Les dirigeants de Tango croient de leur côté que les fonctionnaires ne testent pas bien les masques et qu’ils regrettent peut-être d’avoir passé une gigantesque commande pour un modèle de masque « civil » qui coûtait moins cher que d’autres modèles offerts sur le marché.

« On pense que le Canada s’est trompé et qu’il essaie de nous faire porter l’odieux », affirme l’homme d’affaires.

Tango n’a pas conservé l’argent versé par Ottawa dans ses comptes. Elle l’a utilisé pour payer ses fournisseurs en Chine et ses autres dépenses. L’entreprise montréalaise a livré 12 millions de masques au Canada. À la suite à la suspension des livraisons, environ 17 millions de masques seraient restés dans des entrepôts d’un sous-traitant en transport et logistique embauché par Ottawa en Chine, où ils ont poireauté pendant près d’un an, selon Michel Octeau.
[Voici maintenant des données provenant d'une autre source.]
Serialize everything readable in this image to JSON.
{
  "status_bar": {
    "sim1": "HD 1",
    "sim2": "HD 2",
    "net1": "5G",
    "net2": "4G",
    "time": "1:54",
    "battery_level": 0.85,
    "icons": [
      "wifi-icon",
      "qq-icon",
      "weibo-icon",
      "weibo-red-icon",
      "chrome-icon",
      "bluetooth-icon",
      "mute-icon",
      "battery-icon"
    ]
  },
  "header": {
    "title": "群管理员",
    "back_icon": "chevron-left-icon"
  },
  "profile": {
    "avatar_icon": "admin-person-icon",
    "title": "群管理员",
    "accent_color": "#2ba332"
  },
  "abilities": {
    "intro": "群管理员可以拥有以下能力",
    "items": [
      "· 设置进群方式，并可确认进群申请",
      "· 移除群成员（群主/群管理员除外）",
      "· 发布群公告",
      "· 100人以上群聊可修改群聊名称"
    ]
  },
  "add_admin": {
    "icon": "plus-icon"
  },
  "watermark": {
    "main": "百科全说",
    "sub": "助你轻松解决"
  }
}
Une partie des masques a aussi été laissée à l’usine.

Résultat : les chances sont minces que l’usine chinoise retourne l’argent reçu pour produire les masques jugés non conformes par Ottawa.

Avant l’annonce de la résiliation du contrat, La Presse avait demandé aux dirigeants de Tango ce qui se passerait si on leur demandait de rembourser les sommes reçues du gouvernement fédéral. Marie-Chantal Renaud, la conjointe de Michel Octeau, envisageait un seul scénario.

« On fait faillite. C’est pas plus compliqué que ça », avait-elle laissé tomber.